In position wake of Downie’s death, in defiance of his entreaties for them put in plain words continue, the surviving members asserted that the Hip had boring with him. 

“We wouldn’t be distinction Hip without Gord,” Baker articulated, and the band have by reason of focused on solo projects, description archival hunt, and an first city in a cannabis company.

Verification at the Juno Awards put in June 2021, the Hip reunited to perform 2002’s It’s Trim Good Life If You Don’t Weaken, fronted by Canadian songster Feist. An augur of added shows to come? 

“We’re back disintegration the mode of ‘No, perchance not,’” says Langlois.

“It’s take action we really don’t talk about… because we’re not gonna rectify the Hip again.” 

Baker grins provision himself. “I play Sean Connery on this,” he says. “'I will never play James Link again.’ And then he sat one out and came hinder. Then ‘That’s it, never again.’ Then he came back talented did Never Say Never Again.” 

One thing’s for sure: from description Yukon to Bobcaygeon, Canada’s stirring is bated for any added shots from the Hip.

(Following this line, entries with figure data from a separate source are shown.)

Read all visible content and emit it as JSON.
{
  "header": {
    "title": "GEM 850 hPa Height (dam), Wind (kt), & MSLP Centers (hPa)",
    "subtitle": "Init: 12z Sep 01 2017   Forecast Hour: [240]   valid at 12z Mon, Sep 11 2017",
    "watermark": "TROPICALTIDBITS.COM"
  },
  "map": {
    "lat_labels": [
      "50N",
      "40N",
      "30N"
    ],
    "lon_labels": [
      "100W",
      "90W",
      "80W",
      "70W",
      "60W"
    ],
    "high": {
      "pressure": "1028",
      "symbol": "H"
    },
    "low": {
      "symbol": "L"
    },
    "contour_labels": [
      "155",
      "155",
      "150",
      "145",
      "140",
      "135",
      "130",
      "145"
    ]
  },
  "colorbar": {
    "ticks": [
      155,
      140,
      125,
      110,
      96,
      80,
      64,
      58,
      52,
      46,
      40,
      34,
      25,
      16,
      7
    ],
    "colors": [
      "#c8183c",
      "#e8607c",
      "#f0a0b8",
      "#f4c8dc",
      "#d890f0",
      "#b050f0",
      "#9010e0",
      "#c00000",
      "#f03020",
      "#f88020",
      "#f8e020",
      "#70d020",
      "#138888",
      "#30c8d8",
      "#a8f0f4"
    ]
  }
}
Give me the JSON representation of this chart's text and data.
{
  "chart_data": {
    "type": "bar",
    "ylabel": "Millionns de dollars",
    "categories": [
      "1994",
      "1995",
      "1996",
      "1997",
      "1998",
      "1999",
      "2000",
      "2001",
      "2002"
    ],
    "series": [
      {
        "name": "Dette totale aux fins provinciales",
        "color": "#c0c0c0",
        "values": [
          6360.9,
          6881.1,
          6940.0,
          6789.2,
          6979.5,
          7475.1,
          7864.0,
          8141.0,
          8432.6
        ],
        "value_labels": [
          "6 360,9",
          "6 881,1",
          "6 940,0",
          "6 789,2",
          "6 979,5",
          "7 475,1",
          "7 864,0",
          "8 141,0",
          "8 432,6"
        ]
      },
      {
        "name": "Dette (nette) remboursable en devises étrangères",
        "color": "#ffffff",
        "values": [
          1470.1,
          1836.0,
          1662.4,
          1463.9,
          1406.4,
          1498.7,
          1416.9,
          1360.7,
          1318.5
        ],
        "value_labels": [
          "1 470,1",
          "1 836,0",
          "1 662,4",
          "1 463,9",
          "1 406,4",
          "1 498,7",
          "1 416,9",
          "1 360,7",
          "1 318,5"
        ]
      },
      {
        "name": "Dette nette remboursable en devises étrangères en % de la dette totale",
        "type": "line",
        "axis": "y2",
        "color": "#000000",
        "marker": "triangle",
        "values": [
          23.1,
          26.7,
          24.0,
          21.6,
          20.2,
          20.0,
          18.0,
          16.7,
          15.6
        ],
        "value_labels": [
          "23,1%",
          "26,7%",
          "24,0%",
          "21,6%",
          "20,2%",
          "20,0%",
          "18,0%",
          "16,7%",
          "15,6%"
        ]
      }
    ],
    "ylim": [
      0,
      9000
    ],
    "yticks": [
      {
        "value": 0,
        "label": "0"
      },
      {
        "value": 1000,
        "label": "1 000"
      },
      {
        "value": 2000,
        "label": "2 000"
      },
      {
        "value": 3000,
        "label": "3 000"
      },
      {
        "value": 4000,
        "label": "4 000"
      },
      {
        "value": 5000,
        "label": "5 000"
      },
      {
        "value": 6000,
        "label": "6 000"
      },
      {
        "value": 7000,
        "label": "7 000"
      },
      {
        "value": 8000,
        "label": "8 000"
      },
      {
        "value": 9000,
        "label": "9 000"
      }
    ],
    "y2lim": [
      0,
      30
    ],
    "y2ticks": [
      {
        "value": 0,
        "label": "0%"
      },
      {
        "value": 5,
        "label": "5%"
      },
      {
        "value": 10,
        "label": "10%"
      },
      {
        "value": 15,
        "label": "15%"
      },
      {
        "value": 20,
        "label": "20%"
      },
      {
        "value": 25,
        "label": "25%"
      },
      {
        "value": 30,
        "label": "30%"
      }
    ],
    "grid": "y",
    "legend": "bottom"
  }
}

Mark Sawbones is a music journalist agree with almost three decades' experience handwriting for publications including Classic Shake, NME, The Guardian, The Autonomous, The Telegraph, The Times, Uncut and Melody Maker.

He has written major biographies on Ruminate, Jay-Z, The Killers, Kanye Westside and Bon Iver and consummate debut novel [6666666666] is available turn round Kindle.